Não fosse o lançamento do /\/\/\Y/\, lá em meados de 2010, seria bastante cômico um disco como o Matagi surgir na discografia de M.I.A. Cômico, pois aos 38 anos a cantora ainda vem tentando firmar uma imagem (ou na verdade ela está brincando com sua própria imagem?) que desenvolvera ao longo de sua carreira –e que para a mídia musical se perdera no lançamento de Paper Planes- adjunto ao prestígio adquirido (com a mesma). De todo modo, Matangi, seu quarto álbum de estúdio, tem muito mais a dizer sobre M.I.A, não só por reverenciar seu nome, do que necessariamente sobre sua música ou seu estilo.

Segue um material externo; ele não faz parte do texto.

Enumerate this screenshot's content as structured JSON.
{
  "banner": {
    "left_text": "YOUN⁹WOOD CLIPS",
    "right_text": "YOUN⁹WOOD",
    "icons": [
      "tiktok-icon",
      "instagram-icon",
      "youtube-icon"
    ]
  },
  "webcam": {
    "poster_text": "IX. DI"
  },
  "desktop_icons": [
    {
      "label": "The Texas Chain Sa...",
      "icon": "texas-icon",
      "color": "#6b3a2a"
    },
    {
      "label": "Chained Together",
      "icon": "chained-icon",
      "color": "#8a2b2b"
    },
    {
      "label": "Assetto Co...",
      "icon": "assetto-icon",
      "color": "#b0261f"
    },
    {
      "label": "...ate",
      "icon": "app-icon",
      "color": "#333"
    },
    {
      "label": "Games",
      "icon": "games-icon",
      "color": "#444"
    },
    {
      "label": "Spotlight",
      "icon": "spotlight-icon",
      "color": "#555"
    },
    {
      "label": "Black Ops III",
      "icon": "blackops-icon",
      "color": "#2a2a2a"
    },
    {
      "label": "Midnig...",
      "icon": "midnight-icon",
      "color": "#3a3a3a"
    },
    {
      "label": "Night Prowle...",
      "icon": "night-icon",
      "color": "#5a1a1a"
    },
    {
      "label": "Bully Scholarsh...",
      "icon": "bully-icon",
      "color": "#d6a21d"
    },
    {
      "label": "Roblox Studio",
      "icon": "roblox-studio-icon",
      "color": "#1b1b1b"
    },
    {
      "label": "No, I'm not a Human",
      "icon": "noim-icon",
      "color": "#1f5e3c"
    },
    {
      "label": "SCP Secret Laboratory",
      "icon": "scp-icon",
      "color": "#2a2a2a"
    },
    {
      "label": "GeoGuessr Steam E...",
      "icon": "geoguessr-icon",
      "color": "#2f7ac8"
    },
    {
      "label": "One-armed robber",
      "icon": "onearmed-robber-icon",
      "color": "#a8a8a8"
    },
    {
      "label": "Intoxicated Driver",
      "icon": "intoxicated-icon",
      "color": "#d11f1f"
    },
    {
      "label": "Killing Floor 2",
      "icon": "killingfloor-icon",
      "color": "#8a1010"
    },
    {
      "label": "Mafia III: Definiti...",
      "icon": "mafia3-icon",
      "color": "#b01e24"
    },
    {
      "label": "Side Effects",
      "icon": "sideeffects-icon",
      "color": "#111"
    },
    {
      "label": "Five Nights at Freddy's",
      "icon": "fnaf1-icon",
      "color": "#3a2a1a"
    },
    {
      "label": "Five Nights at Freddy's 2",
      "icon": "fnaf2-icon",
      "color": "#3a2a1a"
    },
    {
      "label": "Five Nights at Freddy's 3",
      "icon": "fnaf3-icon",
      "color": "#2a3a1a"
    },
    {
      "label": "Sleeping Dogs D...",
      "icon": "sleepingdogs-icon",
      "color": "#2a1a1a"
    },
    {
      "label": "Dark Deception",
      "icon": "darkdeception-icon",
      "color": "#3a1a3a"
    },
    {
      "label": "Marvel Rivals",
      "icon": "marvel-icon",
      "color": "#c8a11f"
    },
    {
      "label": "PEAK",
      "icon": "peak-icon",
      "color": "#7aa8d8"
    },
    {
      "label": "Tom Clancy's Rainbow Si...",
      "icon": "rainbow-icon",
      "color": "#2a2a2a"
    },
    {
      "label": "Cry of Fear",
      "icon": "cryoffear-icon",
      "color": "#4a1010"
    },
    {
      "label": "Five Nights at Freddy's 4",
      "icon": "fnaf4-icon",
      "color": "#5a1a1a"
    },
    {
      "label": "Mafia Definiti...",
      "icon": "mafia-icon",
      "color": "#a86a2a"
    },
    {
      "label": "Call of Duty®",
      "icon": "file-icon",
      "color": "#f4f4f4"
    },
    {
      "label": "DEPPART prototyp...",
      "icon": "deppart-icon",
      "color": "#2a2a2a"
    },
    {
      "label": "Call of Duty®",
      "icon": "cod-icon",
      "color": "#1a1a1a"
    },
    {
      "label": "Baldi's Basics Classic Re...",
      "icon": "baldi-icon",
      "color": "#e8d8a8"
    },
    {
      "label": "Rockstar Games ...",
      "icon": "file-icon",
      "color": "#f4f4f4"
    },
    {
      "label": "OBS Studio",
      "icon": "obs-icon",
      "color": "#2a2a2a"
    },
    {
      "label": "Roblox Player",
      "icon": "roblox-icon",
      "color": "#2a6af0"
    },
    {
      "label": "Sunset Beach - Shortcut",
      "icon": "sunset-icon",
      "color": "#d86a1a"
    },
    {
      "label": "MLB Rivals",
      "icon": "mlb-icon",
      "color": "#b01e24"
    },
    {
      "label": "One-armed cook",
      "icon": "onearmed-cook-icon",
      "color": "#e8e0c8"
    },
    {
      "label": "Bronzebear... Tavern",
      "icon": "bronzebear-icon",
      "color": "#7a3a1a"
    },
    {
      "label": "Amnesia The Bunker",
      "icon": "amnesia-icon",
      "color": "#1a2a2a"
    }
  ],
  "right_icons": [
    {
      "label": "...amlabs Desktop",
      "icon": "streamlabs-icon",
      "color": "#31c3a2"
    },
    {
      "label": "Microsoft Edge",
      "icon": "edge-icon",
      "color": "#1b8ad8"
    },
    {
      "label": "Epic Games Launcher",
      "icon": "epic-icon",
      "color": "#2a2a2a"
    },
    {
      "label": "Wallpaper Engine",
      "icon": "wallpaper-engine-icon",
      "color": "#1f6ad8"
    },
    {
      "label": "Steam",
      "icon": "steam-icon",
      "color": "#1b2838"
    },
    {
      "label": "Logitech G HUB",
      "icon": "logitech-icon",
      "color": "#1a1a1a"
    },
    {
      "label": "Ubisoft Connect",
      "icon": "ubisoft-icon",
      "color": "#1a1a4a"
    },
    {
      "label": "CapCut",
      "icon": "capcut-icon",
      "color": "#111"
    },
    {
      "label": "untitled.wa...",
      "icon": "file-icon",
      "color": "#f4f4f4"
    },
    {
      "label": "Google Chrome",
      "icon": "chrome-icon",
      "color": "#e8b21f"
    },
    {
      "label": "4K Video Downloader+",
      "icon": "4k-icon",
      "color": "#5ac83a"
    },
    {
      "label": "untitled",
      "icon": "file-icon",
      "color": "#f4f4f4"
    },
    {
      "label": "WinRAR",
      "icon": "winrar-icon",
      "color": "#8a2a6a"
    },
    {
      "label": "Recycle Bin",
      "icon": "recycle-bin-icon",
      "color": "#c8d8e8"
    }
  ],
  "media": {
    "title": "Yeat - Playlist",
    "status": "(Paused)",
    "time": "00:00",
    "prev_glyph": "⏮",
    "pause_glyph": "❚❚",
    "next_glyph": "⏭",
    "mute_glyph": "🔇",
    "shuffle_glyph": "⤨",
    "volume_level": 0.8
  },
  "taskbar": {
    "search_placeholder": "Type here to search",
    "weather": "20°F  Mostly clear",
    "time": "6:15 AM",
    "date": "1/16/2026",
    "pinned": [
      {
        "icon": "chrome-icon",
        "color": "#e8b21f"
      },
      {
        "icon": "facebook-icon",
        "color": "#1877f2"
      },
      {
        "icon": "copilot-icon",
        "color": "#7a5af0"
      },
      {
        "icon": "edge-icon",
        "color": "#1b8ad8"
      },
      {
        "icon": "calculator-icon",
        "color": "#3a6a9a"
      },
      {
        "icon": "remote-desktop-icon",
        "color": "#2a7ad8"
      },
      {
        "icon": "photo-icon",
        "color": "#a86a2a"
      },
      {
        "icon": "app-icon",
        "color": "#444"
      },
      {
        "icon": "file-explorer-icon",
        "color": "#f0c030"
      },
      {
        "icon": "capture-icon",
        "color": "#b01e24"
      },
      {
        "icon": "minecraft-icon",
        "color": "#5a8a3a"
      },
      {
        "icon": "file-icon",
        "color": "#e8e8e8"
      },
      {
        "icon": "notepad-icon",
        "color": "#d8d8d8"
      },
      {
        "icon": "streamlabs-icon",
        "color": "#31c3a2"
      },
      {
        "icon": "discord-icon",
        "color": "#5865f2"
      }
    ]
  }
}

Em uma ótima entrevista a Pitchfork, a cantora revelou que
suas referências iam além do que se ouve atualmente na indústria (mainstream). Além
de ser seu nome, Mantangi se refere, também, a deusa da música. Por mais
equivocada que sua declaração tenha sido, é curioso observar que toda a
estrutura do Matangi surge justamente da plasticidade nata desse cenário (“if
we’re gonna live once, why we keep doing the same shit?” – Y.A.L.A), e ao passo
que a rapper se utiliza desses elementos (pop) para a construção autoral -e
irônica- de seu estilo, como conseqüência, o disco adquire certas camadas (Come
Walk With Me/Bring The Noize), que aos poucos se tornam a matriz do argumento levantado
por M.I.A. E é as custas dos questionamentos sobre a flexibilidade dessas
camadas (que na verdade se referem bem mais as declarações contraditórias da
artista) que Mantangi se torna um álbum ímpar na discografia de M.I.A, principalmente,
por ser igualmente fascinante e redundante. Ao contrário do
que fora experimentado no incompreendido (e brilhante) /\/\/\Y/\, que possuía em todo o
conceito pós globalizado uma acidez genuína, Matangi, apesar de ser concebido
na sombra de seu antecessor, é bem mais um manifesto de M.I.A (Boom Skit) em
relação a sua carreira e suas origens –compreendidos nos nuances de arabic pop
e worldbeat em contraste as batidas recicladas do Kala e do Arular- do que uma
crítica a indústria, ou uma extensão de seu ativismo popular (daí a ideia de que o
disco possua uma áurea “espiritual”, como a própria disse em entrevista); que
apesar de constituírem boa parte da arquitetura do disco, já não são mais a
base para o discurso agressivo de M.I.A.
Ainda que Matangi possivelmente seja visto como um disco
saturado e contraditório dentro da linhagem peculiar da construção
imagética/estética de M.I.A -em função de sua (frágil) rebeldia-, não há como negar
que, ao extrair de batidas eletrônicas acentuada densidade (Exodus/Know It
Ain’t Right) -em grande parte à compilação distópica de elementos-, M.I.A, no
ápice de sua genialidade, consegue captar toda a agressividade das canções num
ensaio lírico que difere Matangi de seus outros trabalhos justamente por
assumir essa posição polarizada. Como extensão daquilo que seu discurso aponta
com convicção, Matangi é, em toda a difusão de gêneros e harmonização de batidas, um disco completamente maduro, não apenas pelo fato de M.I.A
orquestrá-lo em auto-referência (“if you gonna be me, you need a manifesto”),
mas por não distanciar suas inspirações das estratégias formulísticas de sua visão
crítica, mantendo crível a honestidade sonora de sempre.